Yesterday, I turned thirty-one, and I treated this birthday as a non-event, since the big three-oh didn’t mean the end of the world any more than 2012 meant the end of the world. I had the day off work, and I tried to spend my time doing the things I always want to do — happy-making, me-centric stuff, with less of a focus on what I have and haven’t accomplished one year further into my life. Please keep that in mind when I show you the painting I can’t stop looking at, and understand that no, this is not a plea for help in my battle against the grinding passage of time.

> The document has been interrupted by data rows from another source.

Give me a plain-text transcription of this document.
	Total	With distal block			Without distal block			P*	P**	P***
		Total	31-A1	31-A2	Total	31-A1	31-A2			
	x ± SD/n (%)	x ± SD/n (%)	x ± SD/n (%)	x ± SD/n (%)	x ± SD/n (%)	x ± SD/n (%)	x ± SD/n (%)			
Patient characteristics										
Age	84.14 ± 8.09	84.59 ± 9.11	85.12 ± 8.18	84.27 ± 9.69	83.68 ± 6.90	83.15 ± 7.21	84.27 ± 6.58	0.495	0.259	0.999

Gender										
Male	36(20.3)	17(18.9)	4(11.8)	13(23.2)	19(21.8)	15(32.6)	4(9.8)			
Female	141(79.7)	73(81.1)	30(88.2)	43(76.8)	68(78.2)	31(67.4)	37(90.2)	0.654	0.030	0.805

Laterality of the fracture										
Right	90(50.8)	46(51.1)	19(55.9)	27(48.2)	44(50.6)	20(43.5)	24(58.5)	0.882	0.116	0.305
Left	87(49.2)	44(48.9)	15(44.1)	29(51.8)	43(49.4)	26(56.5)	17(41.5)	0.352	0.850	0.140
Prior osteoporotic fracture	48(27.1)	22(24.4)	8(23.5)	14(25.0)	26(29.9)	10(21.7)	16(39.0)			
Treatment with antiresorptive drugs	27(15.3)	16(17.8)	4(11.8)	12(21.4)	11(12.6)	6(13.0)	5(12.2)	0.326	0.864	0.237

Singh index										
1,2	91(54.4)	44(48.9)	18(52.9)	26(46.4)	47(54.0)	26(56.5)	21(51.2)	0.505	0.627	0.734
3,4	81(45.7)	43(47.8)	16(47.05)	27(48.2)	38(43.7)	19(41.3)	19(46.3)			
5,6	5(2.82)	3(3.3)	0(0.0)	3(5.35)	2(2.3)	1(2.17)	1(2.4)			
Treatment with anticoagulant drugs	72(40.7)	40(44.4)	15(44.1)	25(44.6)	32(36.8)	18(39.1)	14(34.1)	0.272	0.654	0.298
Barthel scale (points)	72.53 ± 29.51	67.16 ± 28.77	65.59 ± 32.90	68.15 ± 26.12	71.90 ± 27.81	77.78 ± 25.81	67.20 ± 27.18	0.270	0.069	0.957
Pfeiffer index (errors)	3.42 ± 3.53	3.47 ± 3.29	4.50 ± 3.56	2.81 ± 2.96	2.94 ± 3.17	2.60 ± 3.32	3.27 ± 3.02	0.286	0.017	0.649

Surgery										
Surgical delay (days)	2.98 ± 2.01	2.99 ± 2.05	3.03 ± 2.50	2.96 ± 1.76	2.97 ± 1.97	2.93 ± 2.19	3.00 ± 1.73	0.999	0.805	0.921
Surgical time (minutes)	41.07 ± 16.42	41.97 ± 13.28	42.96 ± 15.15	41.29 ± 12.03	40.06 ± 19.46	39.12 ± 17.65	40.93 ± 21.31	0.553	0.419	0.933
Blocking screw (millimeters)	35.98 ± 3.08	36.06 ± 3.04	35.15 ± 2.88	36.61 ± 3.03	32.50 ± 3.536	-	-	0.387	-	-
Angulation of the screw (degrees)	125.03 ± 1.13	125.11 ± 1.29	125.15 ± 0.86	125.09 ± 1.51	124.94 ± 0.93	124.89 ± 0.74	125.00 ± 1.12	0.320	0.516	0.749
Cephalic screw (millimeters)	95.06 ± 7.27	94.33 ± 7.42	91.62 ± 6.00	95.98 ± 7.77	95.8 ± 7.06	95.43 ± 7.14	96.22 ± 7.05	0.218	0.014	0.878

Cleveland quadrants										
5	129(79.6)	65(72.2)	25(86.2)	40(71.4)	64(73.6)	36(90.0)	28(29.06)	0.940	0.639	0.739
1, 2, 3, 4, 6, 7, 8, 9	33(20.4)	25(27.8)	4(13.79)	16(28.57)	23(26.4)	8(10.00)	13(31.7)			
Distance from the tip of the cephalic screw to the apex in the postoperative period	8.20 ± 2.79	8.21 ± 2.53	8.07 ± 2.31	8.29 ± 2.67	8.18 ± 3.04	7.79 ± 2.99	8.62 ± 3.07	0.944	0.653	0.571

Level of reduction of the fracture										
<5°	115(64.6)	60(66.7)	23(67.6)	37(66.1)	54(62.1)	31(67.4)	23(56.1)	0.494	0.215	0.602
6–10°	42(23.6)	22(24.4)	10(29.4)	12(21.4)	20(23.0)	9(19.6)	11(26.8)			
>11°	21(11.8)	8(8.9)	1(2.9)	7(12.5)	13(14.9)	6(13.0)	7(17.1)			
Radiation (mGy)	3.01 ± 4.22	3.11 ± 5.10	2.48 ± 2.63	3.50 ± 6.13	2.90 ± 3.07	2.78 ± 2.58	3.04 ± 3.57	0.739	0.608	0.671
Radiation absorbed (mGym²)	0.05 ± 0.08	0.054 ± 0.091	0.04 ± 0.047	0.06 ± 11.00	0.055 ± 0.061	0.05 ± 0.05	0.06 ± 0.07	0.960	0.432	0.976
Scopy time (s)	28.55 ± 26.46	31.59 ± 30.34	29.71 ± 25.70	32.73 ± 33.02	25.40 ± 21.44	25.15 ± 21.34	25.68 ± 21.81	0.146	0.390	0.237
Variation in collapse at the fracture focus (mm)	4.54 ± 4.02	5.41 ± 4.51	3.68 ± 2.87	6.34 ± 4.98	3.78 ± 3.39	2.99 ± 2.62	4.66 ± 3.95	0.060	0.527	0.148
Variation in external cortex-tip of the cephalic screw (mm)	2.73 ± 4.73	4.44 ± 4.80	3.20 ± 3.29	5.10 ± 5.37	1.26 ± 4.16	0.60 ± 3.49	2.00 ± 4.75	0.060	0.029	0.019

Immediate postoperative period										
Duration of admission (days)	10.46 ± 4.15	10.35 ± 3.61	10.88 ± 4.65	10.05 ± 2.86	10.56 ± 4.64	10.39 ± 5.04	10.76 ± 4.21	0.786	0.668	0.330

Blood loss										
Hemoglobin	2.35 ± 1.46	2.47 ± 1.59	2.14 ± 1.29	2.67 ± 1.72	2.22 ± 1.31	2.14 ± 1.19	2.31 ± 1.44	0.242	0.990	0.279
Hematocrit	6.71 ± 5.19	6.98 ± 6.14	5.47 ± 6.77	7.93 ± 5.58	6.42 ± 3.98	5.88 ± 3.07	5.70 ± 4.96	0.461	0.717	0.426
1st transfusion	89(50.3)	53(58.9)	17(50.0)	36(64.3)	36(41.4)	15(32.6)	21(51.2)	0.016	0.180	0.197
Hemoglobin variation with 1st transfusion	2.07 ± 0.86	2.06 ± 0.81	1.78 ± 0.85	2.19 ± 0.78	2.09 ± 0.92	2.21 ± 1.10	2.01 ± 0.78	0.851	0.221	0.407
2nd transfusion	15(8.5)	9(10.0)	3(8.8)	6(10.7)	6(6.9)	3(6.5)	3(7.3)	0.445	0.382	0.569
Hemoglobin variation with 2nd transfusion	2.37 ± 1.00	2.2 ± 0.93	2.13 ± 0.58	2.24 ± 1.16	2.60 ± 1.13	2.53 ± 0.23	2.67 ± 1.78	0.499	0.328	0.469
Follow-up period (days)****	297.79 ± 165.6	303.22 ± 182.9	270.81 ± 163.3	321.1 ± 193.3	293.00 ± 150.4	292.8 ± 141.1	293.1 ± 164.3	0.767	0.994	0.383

“the white peacock,” via wikipedia, via the vienna academy of fine arts
I find this beautiful. You may find it horrifying — it’s five dead birds and a dead rabbit, after all — but I think it helps to look at how lovingly and carefully these animals were painted. Click on the photo for the bigger version, and you’ll see individual feathers and hairs. But they’re not realistic depictions of hunted prey. As this sporting journal article notes, they’re idealized: You can’t see any puncture wounds, and they simply seem to have died in an immaculate state. (Spencer notes that the painter’s name was Jan Weenix, and maybe the animals just heard his name and died laughing.) The article goes on to say that such game pieces “weren’t commemorating a specific hunt, or morality tales on blood sports, or demonstrations of putting food on the table,” but instead were “status symbols for the bourgeois painting-purchasing class to hang in their country estates,” which makes me think of them as the seventeenth-century equivalent of those knock-off vintage booze posters you see in every home wanting to suggest some vague notion of old-timey class. That doesn’t bother me. I’m just looking at the painting in 2013 — in my thirty-first year, apparently — and appreciating it as a depiction of ordinary objects, rendered with a level of care that makes them seem like more than what they were, if they ever existed in the first place. (Do white peacocks exist?)
I suppose there are worse ways to begin a new year than appreciating something for what it is.